BD and PD understanding the shared FPU

[Zerix01]

I just upgraded from a 1055T to an FX 8320. I run F@H most of the time on this system so that is my basis for benchmarking.

I was wondering how the shared FPU handles work between the two integer threads. If I understand correctly the FPU can handle 4 64bit, 2 128bit, or 1 256bit operation per clock. Now if only one thread is running on the a particular module, shouldn't it have access to lets say all four 64bit or the two 128bit parts of the FPU?

I have been running F@H with this chip clocked at 4.4Ghz. With eight threads I get 27,100 PPD. With four threads I get about 15,000 PPD. That is quite a drop in points. So would this just be the way F@H is programmed or am I confused about how the shared FPU works in this architecture?

 

[RGone]

Understanding Bulldozer architecture
through Linpack benchmark
By [email protected]

 

[Zerix01]

Interesting. If I am following certain parts correctly then that means that one "core" has a hard time feeding the FPU unless it is a 256bit instruction. So two threads running on a module actually helps FPU utilization as opposed to competing for it like commonly portrayed online. Also F@H uses single precision SSE instructions, so I think a lot of this design is not being utilized to its fullest.

 

[RGone]

You are likely accurate in some of the FX is not used to the extent it might be. It is hard to get a 'true' picture of what has occurred with FX BD or PD. Most of it tends to be deep if it tells much and then when you get to some understanding, it seems winders just does not use a BD or PD as it could be used and may never be.

 

[RGone]

Like I said it is hard to get to someone who can really test accurately so that their result seems viable all around. Here is another.


A quick look at Bulldozer thread scheduling
Is it really best to share?

 

[]-[itman]

You are correct in that the fpu in each module can be used as a single 256 bit fpu or two 128 bit fpu's. To keep it simple, the reason you don't see as strong performance as you'd expect from 8x128 bit fpu's is because the "front end" of the core that assigns instructions to the particular fpu is shared between both 128 bits fpu's when they are acting as such. Unfortunately, this front end can only assign one instruction per cycle, so if both cores have instructions to do, one core get's its instructions first, then the next core. In a try dual core scenario, both cores could receive their instructions at the same time.
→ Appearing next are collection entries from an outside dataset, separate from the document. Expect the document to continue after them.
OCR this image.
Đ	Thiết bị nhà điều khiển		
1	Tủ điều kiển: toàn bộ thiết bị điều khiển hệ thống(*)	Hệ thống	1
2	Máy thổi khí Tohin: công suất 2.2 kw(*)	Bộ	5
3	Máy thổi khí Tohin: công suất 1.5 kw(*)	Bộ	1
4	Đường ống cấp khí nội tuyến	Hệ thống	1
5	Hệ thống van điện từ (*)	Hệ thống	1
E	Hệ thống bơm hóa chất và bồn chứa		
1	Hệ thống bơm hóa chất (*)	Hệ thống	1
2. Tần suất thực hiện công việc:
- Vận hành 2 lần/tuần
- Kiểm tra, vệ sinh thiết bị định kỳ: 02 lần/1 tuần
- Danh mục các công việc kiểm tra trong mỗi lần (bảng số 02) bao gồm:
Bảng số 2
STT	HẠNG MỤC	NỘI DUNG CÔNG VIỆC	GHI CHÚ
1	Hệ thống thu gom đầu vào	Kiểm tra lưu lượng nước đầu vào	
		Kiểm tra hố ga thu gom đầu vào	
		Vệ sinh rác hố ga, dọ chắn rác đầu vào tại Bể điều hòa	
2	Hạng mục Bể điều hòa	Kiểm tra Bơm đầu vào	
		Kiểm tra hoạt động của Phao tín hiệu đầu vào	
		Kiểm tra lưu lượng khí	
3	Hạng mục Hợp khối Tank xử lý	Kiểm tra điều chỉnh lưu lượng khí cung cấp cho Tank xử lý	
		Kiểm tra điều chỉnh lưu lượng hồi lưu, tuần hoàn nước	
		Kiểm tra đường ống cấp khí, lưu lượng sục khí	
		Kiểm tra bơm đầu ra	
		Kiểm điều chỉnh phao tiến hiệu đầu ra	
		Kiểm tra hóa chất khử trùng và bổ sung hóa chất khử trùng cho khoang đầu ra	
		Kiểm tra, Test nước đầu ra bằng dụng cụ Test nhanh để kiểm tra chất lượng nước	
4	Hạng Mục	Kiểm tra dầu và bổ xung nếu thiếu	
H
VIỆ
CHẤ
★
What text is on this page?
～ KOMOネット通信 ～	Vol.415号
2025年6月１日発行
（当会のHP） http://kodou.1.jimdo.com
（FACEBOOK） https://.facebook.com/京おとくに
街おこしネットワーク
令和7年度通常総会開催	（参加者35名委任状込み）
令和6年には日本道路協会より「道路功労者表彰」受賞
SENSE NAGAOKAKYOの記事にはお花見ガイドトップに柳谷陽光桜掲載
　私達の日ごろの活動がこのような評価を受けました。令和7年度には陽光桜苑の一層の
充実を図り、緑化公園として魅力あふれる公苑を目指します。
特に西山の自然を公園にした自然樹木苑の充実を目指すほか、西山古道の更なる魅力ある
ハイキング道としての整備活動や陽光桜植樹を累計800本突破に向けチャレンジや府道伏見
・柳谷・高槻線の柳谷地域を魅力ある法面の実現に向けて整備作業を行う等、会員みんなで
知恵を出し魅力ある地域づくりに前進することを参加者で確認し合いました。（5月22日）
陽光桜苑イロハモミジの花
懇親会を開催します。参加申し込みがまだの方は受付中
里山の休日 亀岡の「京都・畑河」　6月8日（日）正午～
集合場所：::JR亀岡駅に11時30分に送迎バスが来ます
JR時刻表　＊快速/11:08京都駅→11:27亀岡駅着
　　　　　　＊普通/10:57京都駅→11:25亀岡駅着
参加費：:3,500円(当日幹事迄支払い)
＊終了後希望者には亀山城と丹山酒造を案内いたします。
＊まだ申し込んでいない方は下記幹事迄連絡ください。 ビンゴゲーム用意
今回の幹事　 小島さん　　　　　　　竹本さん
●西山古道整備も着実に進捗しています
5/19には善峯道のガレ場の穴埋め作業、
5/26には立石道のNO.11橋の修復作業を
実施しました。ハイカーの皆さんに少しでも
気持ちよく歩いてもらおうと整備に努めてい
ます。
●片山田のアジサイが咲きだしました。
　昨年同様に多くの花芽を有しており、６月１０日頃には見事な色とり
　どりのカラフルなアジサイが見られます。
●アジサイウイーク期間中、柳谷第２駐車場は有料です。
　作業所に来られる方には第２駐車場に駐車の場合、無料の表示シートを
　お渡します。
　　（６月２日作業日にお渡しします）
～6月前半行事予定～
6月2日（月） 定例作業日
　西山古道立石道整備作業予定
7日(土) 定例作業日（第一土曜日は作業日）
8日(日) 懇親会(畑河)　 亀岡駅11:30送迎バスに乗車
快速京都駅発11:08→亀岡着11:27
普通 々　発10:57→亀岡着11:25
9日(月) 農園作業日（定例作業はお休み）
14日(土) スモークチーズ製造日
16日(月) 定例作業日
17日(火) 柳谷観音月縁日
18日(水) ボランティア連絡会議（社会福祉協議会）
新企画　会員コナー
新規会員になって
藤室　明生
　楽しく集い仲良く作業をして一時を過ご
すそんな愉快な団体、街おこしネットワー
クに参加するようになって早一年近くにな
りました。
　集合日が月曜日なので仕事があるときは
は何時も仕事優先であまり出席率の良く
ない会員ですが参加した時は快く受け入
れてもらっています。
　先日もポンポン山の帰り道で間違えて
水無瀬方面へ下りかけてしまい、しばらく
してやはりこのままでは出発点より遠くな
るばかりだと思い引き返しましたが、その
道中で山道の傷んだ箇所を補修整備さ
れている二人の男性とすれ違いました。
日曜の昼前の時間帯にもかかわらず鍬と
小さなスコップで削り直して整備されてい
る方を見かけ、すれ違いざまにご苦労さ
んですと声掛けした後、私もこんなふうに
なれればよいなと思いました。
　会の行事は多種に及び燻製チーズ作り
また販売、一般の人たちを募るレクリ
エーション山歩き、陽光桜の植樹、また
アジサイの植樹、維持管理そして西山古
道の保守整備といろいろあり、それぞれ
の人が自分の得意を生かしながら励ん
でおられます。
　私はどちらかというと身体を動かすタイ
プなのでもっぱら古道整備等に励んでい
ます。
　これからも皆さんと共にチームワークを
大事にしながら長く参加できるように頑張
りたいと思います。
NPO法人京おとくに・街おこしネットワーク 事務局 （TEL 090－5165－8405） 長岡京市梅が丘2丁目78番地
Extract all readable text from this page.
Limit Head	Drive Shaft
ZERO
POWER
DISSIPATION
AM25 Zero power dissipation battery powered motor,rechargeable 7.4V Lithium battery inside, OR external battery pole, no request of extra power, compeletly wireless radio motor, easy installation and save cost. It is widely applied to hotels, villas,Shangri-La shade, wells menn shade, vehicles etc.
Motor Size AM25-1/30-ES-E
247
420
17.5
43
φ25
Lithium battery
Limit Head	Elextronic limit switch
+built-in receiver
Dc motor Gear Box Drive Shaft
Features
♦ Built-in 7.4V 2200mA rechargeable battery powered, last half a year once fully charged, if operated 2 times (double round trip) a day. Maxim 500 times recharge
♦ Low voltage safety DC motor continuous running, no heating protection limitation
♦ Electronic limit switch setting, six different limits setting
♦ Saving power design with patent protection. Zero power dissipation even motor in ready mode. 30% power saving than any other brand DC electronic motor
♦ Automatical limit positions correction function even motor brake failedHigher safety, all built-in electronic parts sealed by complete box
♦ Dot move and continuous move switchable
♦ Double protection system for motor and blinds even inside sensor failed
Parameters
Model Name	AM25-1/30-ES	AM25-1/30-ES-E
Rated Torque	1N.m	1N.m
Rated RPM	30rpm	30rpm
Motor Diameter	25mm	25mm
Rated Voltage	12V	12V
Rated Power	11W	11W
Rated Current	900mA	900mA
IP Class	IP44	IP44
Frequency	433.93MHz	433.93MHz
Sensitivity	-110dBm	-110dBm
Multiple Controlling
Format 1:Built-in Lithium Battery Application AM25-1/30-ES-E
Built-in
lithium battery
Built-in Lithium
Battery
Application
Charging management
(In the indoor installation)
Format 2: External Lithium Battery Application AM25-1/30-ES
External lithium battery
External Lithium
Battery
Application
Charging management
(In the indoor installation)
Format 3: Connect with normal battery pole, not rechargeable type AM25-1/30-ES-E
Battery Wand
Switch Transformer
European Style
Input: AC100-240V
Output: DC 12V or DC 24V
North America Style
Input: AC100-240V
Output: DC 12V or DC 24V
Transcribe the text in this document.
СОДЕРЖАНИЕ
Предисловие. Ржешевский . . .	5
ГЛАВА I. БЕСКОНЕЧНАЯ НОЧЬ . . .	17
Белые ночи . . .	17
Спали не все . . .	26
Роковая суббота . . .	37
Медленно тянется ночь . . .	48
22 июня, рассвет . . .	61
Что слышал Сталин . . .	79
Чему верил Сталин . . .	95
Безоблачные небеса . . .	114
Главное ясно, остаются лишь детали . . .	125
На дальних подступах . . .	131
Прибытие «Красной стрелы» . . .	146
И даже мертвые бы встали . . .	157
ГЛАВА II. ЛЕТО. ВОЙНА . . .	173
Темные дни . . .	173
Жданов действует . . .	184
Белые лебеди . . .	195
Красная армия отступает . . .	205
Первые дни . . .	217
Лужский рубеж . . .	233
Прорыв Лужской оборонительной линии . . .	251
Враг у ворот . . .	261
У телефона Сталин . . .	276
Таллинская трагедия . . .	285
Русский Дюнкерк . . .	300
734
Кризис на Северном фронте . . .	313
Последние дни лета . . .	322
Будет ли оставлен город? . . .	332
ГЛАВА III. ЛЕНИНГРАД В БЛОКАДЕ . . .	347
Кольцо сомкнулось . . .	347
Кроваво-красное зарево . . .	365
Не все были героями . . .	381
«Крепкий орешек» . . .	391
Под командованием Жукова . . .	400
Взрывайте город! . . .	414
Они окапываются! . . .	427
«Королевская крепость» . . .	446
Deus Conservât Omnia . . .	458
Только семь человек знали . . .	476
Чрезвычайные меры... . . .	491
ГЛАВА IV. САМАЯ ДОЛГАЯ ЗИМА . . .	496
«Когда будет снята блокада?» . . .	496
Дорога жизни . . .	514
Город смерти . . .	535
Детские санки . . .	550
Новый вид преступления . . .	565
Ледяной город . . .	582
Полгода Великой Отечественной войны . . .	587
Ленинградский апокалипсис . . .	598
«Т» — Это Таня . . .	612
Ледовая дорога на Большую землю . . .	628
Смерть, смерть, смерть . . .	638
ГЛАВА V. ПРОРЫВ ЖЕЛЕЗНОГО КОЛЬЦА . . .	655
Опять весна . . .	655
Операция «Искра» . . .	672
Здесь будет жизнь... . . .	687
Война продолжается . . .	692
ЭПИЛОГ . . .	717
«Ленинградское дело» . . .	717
This doesn't mean that you get 1/2 the performance as it isn't all too common for both fpu's to need to be assigned at the same time, but it does happen. AMD estimates that this, and a few other factors, account for a roughly 20% loss by using modules, this is shown in RGone's last link. It's actually a lot more complicated than this (as you can imagine) and there are other factors to consider (cache sharing, branch prediction, etc) but that's a basic explanation.

What this means to the end user is that in almost every case, it is better to assign one thread per module until more threads are needed. If all the cores can be utilized, it should always be better to have all cores active than restrict the os scheduler to one thread per module.